Question: How is the PCR duplication rate calculated in Long Ranger? I used Picard and found a much higher rate.
Answer: The algorithm Long Ranger uses to identify PCR duplicates is not the same one used by Picard. Long Ranger uses its own algorithm, which can be found within your installation:
longranger-x.x.x/longranger-cs/x.x.x/mro/stages/reads/mark_duplicates/__init__.py
The algorithm follows these steps.
1. Group all the read pairs by the following key (alignment position of R1, alignment position of R2, strand of R1, corrected 10x barcode sequence).
2. Within each of these groups, select the first read to be the the 'non-duplicate' read of the group. Assign all the other reads the 'duplicate' BAM flag (1024).

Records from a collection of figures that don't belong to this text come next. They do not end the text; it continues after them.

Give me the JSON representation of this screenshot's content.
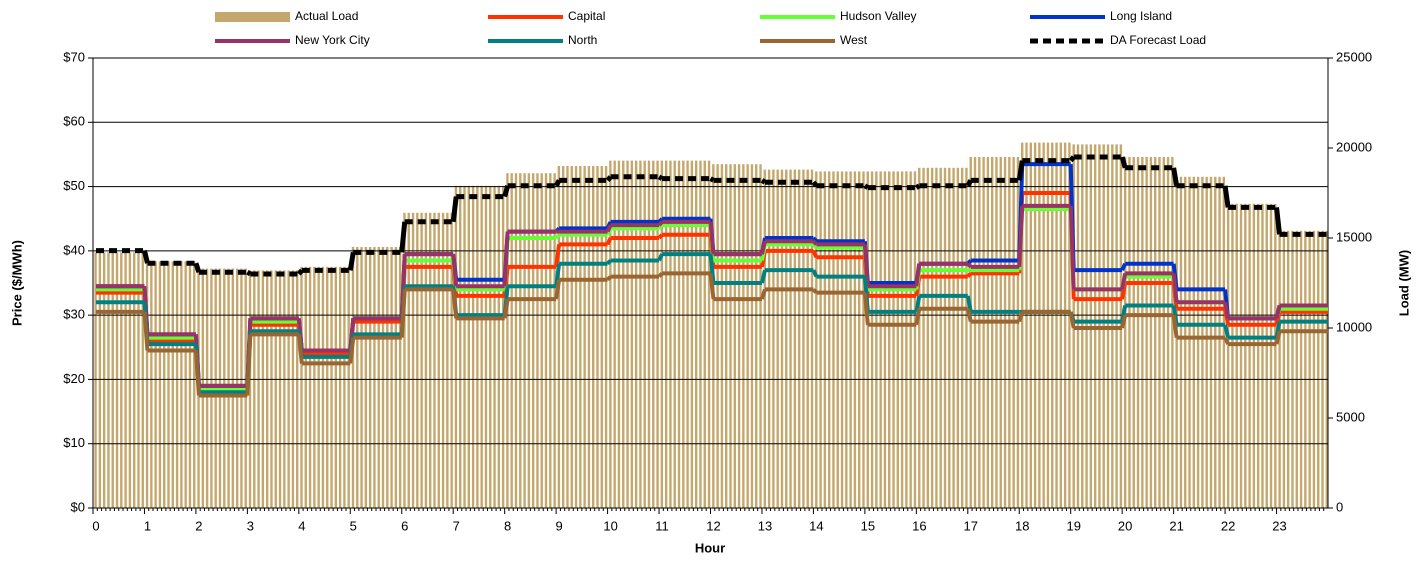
{
  "chart_data": {
    "type": "combo",
    "xlabel": "Hour",
    "ylabel": "Price ($/MWh)",
    "y2label": "Load (MW)",
    "categories": [
      "0",
      "1",
      "2",
      "3",
      "4",
      "5",
      "6",
      "7",
      "8",
      "9",
      "10",
      "11",
      "12",
      "13",
      "14",
      "15",
      "16",
      "17",
      "18",
      "19",
      "20",
      "21",
      "22",
      "23"
    ],
    "ylim": [
      0,
      70
    ],
    "yticks": [
      {
        "value": 0,
        "label": "$0"
      },
      {
        "value": 10,
        "label": "$10"
      },
      {
        "value": 20,
        "label": "$20"
      },
      {
        "value": 30,
        "label": "$30"
      },
      {
        "value": 40,
        "label": "$40"
      },
      {
        "value": 50,
        "label": "$50"
      },
      {
        "value": 60,
        "label": "$60"
      },
      {
        "value": 70,
        "label": "$70"
      }
    ],
    "y2lim": [
      0,
      25000
    ],
    "y2ticks": [
      0,
      5000,
      10000,
      15000,
      20000,
      25000
    ],
    "grid": true,
    "legend": "top",
    "series": [
      {
        "name": "Actual Load",
        "kind": "bar",
        "axis": "y2",
        "color": "#c4a76c",
        "values": [
          14200,
          13700,
          13300,
          13200,
          13400,
          14500,
          16400,
          17900,
          18600,
          19000,
          19300,
          19300,
          19100,
          18800,
          18700,
          18700,
          18900,
          19500,
          20300,
          20200,
          19500,
          18400,
          16900,
          15400
        ]
      },
      {
        "name": "Capital",
        "kind": "step",
        "color": "#ff3300",
        "values": [
          33.5,
          26,
          18.5,
          28.5,
          24,
          29,
          37.5,
          33,
          37.5,
          41,
          42,
          42.5,
          37.5,
          40,
          39,
          33,
          36,
          36.5,
          49,
          32.5,
          35,
          31,
          28.5,
          30.5
        ]
      },
      {
        "name": "Hudson Valley",
        "kind": "step",
        "color": "#66ff33",
        "values": [
          34,
          26.5,
          18.5,
          29,
          24.5,
          29.5,
          38.5,
          34,
          42,
          42.5,
          43.5,
          44,
          38.5,
          41,
          40.5,
          34,
          37,
          37,
          46.5,
          34,
          36,
          32,
          29.5,
          31
        ]
      },
      {
        "name": "Long Island",
        "kind": "step",
        "color": "#0033cc",
        "values": [
          34.5,
          27,
          19,
          29.5,
          24.5,
          29.5,
          39.5,
          35.5,
          43,
          43.5,
          44.5,
          45,
          39.5,
          42,
          41.5,
          35,
          38,
          38.5,
          53.5,
          37,
          38,
          34,
          29.5,
          31.5
        ]
      },
      {
        "name": "New York City",
        "kind": "step",
        "color": "#993366",
        "values": [
          34.5,
          27,
          19,
          29.5,
          24.5,
          29.5,
          39.5,
          34.5,
          43,
          43,
          44,
          44.5,
          39.5,
          41.5,
          41,
          34.5,
          38,
          37.5,
          47,
          34,
          36.5,
          32,
          29.5,
          31.5
        ]
      },
      {
        "name": "North",
        "kind": "step",
        "color": "#008080",
        "values": [
          32,
          25.5,
          18,
          27.5,
          23.5,
          27,
          34.5,
          30,
          34.5,
          38,
          38.5,
          39.5,
          35,
          37,
          36,
          30.5,
          33,
          30.5,
          30.5,
          29,
          31.5,
          28.5,
          26.5,
          29
        ]
      },
      {
        "name": "West",
        "kind": "step",
        "color": "#996633",
        "values": [
          30.5,
          24.5,
          17.5,
          27,
          22.5,
          26.5,
          34,
          29.5,
          32.5,
          35.5,
          36,
          36.5,
          32.5,
          34,
          33.5,
          28.5,
          31,
          29,
          30.5,
          28,
          30,
          26.5,
          25.5,
          27.5
        ]
      },
      {
        "name": "DA Forecast Load",
        "kind": "dashed",
        "axis": "y2",
        "color": "#000000",
        "values": [
          14300,
          13600,
          13100,
          13000,
          13200,
          14200,
          15900,
          17300,
          17900,
          18200,
          18400,
          18300,
          18200,
          18100,
          17900,
          17800,
          17900,
          18200,
          19300,
          19500,
          18900,
          17900,
          16700,
          15200
        ]
      }
    ]
  }
}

3. (Only for non-MiSeq instruments) Reconstruct the x,y coordinates of each read from the information contained in the read name. Find any pairs of reads that are within 25,000 pixels of each other. For each group of reads that are within 25,000 pixels of each other, count 1 read as an 'original' molecule, and count the rest as 'Exclusion Amp duplicates'. Subtract the count of 'Exclusion Amp duplicates' from the total count of duplicates, and count the remainder as PCR duplicates. Note that the top-level stats reported by LongRanger and Loupe only record the PCR duplicates. Current 4k and HiSeq X data is observed to have a very low rate 'Exclusion Amp duplicates.